Suppose you are in an elevator that is moving upward with a constant velocity. A scale inside the elevator shows your weight to be 600 N.
(a) Does the scale register a value that is greater than, less than, or equal to 600 N during the time when the elevator slows down as it comes to a stop?
(b) What is the reading when the elevator is stopped?
(c) How does the value registered on the scale compare to 600 N during the time when the elevator picks up speed again on its way back down? Give your reasoning

Answer 1

Answer:

a) Less than 600 N

b) 600 N

c) Less than 600 N

Explanation:

The value registered by the scale, measures the normal force on the object placed on the scale.

The person on the scale, is acted by two external forces, gravity (which we call weight, and always go downward) and the normal force, an upward force in this case.

The difference between both forces, according Newton’s 2nd law, must be equal to the product of the mass of the object, times the acceleration.

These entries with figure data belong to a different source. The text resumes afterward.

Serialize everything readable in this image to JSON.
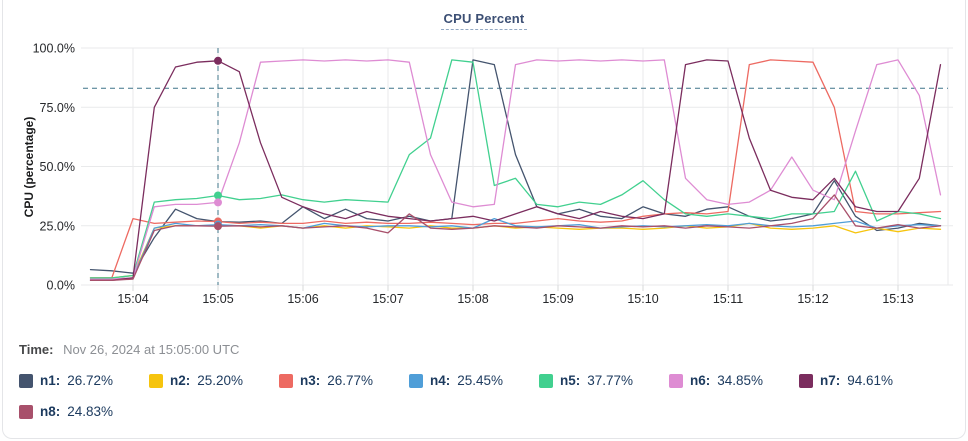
{
  "title": "CPU Percent",
  "time_row": {
    "label": "Time:",
    "value": "Nov 26, 2024 at 15:05:00 UTC"
  },
  "colors": {
    "grid": "#e9eaeb",
    "tick_mark": "#d7d8da",
    "dashed_guides": "#3f7489",
    "title_text": "#3c4f74"
  },
  "legend": [
    {
      "label": "n1:",
      "value": "26.72%",
      "color": "#44546e"
    },
    {
      "label": "n2:",
      "value": "25.20%",
      "color": "#f6c40e"
    },
    {
      "label": "n3:",
      "value": "26.77%",
      "color": "#ed6a62"
    },
    {
      "label": "n4:",
      "value": "25.45%",
      "color": "#4f9ed8"
    },
    {
      "label": "n5:",
      "value": "37.77%",
      "color": "#41d08f"
    },
    {
      "label": "n6:",
      "value": "34.85%",
      "color": "#de8cd3"
    },
    {
      "label": "n7:",
      "value": "94.61%",
      "color": "#7b2d5e"
    },
    {
      "label": "n8:",
      "value": "24.83%",
      "color": "#a8506b"
    }
  ],
  "chart_data": {
    "type": "line",
    "title": "CPU Percent",
    "xlabel": "",
    "ylabel": "CPU (percentage)",
    "ylim": [
      0,
      100
    ],
    "grid": true,
    "legend_position": "bottom",
    "y_tick_values": [
      0,
      25,
      50,
      75,
      100
    ],
    "y_tick_labels": [
      "0.0%",
      "25.0%",
      "50.0%",
      "75.0%",
      "100.0%"
    ],
    "x_tick_labels": [
      "15:04",
      "15:05",
      "15:06",
      "15:07",
      "15:08",
      "15:09",
      "15:10",
      "15:11",
      "15:12",
      "15:13"
    ],
    "sample_start_time": "15:03:30",
    "sample_interval_seconds": 15,
    "threshold_percent": 83,
    "crosshair": {
      "time": "15:05:00",
      "index": 6
    },
    "series": [
      {
        "name": "n1",
        "color": "#44546e",
        "value_at_crosshair": 26.72,
        "values": [
          6.5,
          6,
          5,
          20,
          32,
          28,
          26.72,
          26.5,
          27,
          26,
          33,
          28,
          32,
          28,
          27,
          29,
          27,
          28,
          95,
          93,
          55,
          33,
          30,
          32,
          29,
          28,
          33,
          30,
          29,
          32,
          33,
          29,
          27,
          28,
          30,
          44,
          29,
          23,
          24,
          26,
          25
        ]
      },
      {
        "name": "n2",
        "color": "#f6c40e",
        "value_at_crosshair": 25.2,
        "values": [
          3,
          3,
          4,
          24,
          25,
          25,
          25.2,
          25,
          24,
          25,
          24,
          25,
          24,
          25,
          24.5,
          24,
          25,
          24,
          24,
          25,
          24,
          24.5,
          24,
          23.5,
          24,
          24,
          23.5,
          24,
          25,
          24,
          24.5,
          26,
          24,
          23.5,
          24,
          25,
          22,
          24,
          22.5,
          24,
          23.5
        ]
      },
      {
        "name": "n3",
        "color": "#ed6a62",
        "value_at_crosshair": 26.77,
        "values": [
          3,
          3,
          28,
          26,
          26.5,
          27,
          26.77,
          26,
          26.5,
          26,
          26,
          27,
          26,
          26.5,
          26,
          26,
          26.5,
          26,
          25.5,
          26,
          26,
          27,
          28,
          27,
          26.5,
          27,
          29,
          30,
          30.5,
          30,
          31,
          93,
          95,
          94.5,
          94,
          75,
          31,
          30,
          30,
          30.5,
          31
        ]
      },
      {
        "name": "n4",
        "color": "#4f9ed8",
        "value_at_crosshair": 25.45,
        "values": [
          2.5,
          2.5,
          3,
          24,
          26,
          25,
          25.45,
          25,
          25.5,
          25,
          24,
          26,
          25,
          24.5,
          25,
          25,
          24.5,
          25,
          24,
          28,
          25,
          24.5,
          25,
          25.5,
          24,
          24.5,
          25,
          24.5,
          25,
          25.5,
          25,
          26,
          25,
          24.5,
          25,
          26,
          27,
          24,
          25,
          25.5,
          25
        ]
      },
      {
        "name": "n5",
        "color": "#41d08f",
        "value_at_crosshair": 37.77,
        "values": [
          3,
          3,
          4,
          35,
          36,
          36.5,
          37.77,
          36,
          36.5,
          38,
          36,
          35,
          36,
          35.5,
          35,
          55,
          62,
          95,
          94,
          42,
          45,
          34,
          33,
          35,
          34,
          38,
          44,
          36,
          30,
          29,
          30,
          29,
          28,
          30,
          30,
          31,
          48,
          27,
          31,
          30,
          28
        ]
      },
      {
        "name": "n6",
        "color": "#de8cd3",
        "value_at_crosshair": 34.85,
        "values": [
          2.5,
          2.5,
          3,
          33,
          34,
          34,
          34.85,
          60,
          94,
          94.5,
          95,
          94.5,
          95,
          94.5,
          95,
          94,
          55,
          35,
          33,
          34,
          93,
          95,
          94.5,
          95,
          94.5,
          95,
          94.5,
          95,
          45,
          36,
          34,
          35,
          40,
          54,
          40,
          36,
          65,
          93,
          95,
          80,
          38
        ]
      },
      {
        "name": "n7",
        "color": "#7b2d5e",
        "value_at_crosshair": 94.61,
        "values": [
          2,
          2,
          3,
          75,
          92,
          94,
          94.61,
          90,
          60,
          37,
          33,
          30,
          28,
          31,
          29,
          28,
          27,
          28,
          29,
          27,
          30,
          33,
          30,
          28,
          31,
          29,
          28,
          30,
          93,
          95,
          94.5,
          62,
          40,
          37,
          36,
          45,
          33,
          31,
          31,
          45,
          93
        ]
      },
      {
        "name": "n8",
        "color": "#a8506b",
        "value_at_crosshair": 24.83,
        "values": [
          2,
          2,
          2.5,
          23,
          25,
          25,
          24.83,
          25,
          24.5,
          25,
          24,
          24.5,
          25,
          24,
          22,
          30,
          24,
          23.5,
          24,
          25,
          24.5,
          24,
          25,
          24.5,
          24,
          25,
          24.5,
          25,
          24,
          25,
          24.5,
          24,
          25,
          26,
          28,
          38,
          25,
          24,
          25.5,
          24,
          25
        ]
      }
    ]
  }
}
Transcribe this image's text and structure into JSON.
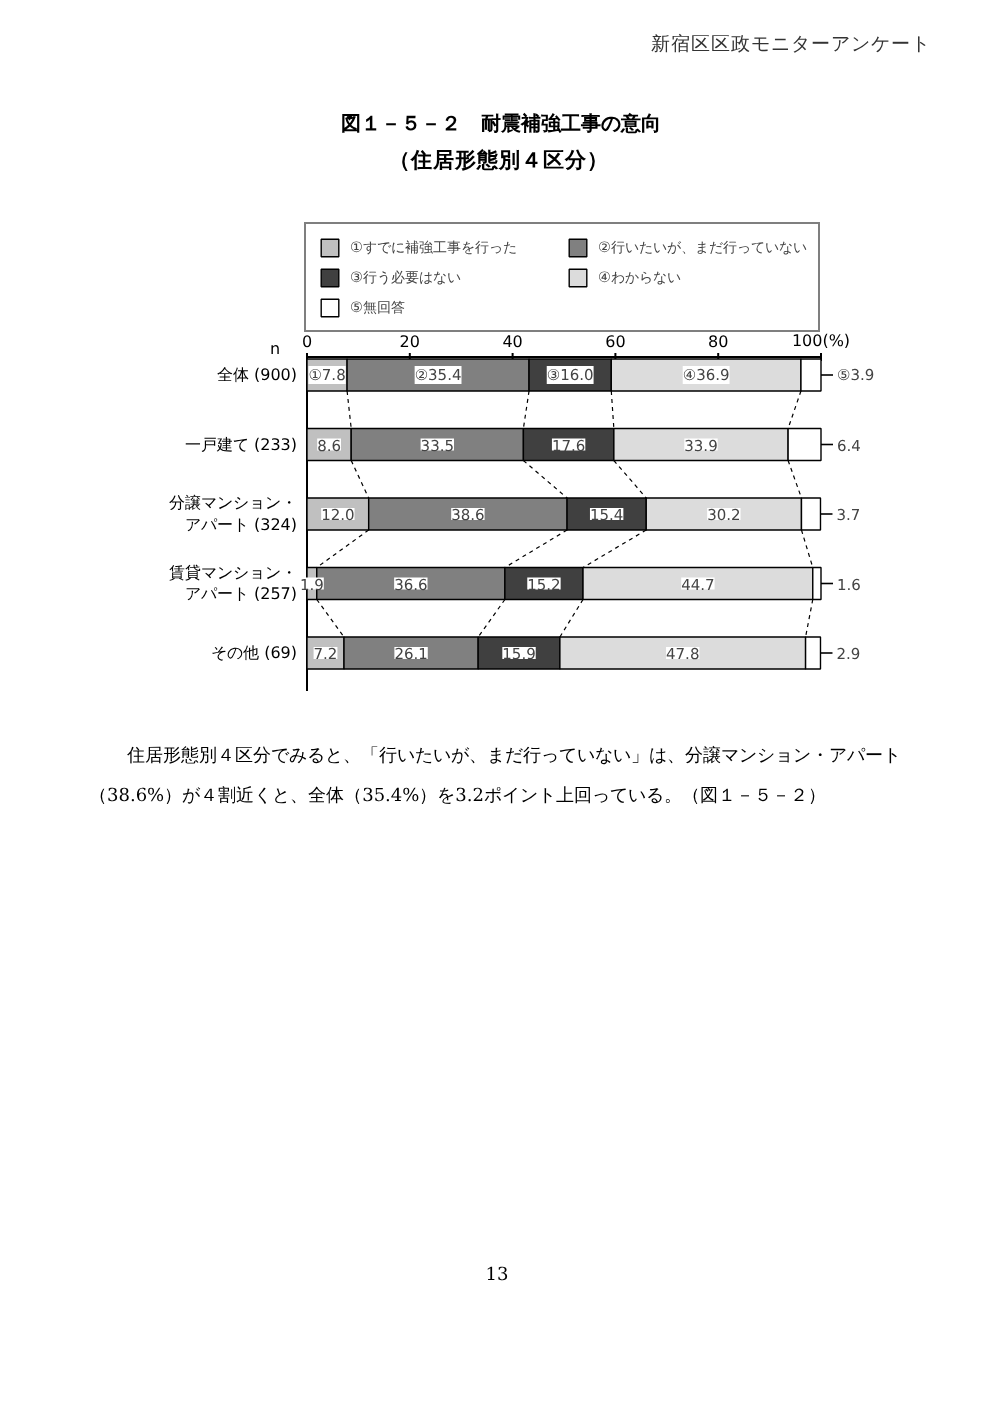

If the elevator moves upward to a constant speed, and then slows down, this means that there exists a net force on the person, producing a acceleration directed downwards on him.

If we take the direction of the acceleration (downward) to be positive, this means that the difference between gravity force and normal force must be positive.

As mg = 600 N (equal to normal force when no net force is present), the normal force in this case must be less than 600 N.

b) If the elevator is stopped, the effect is the same like it were moving at constant speed, so in this case the normal force remains the same: 600 N

c) Assuming that it starts from rest, if it accelerates going downward, and if we take as positive the downward direction, in order to satisfy Newton’s 2nd Law, normal force must be less than 600N so the difference between gravity and normal force remain positive.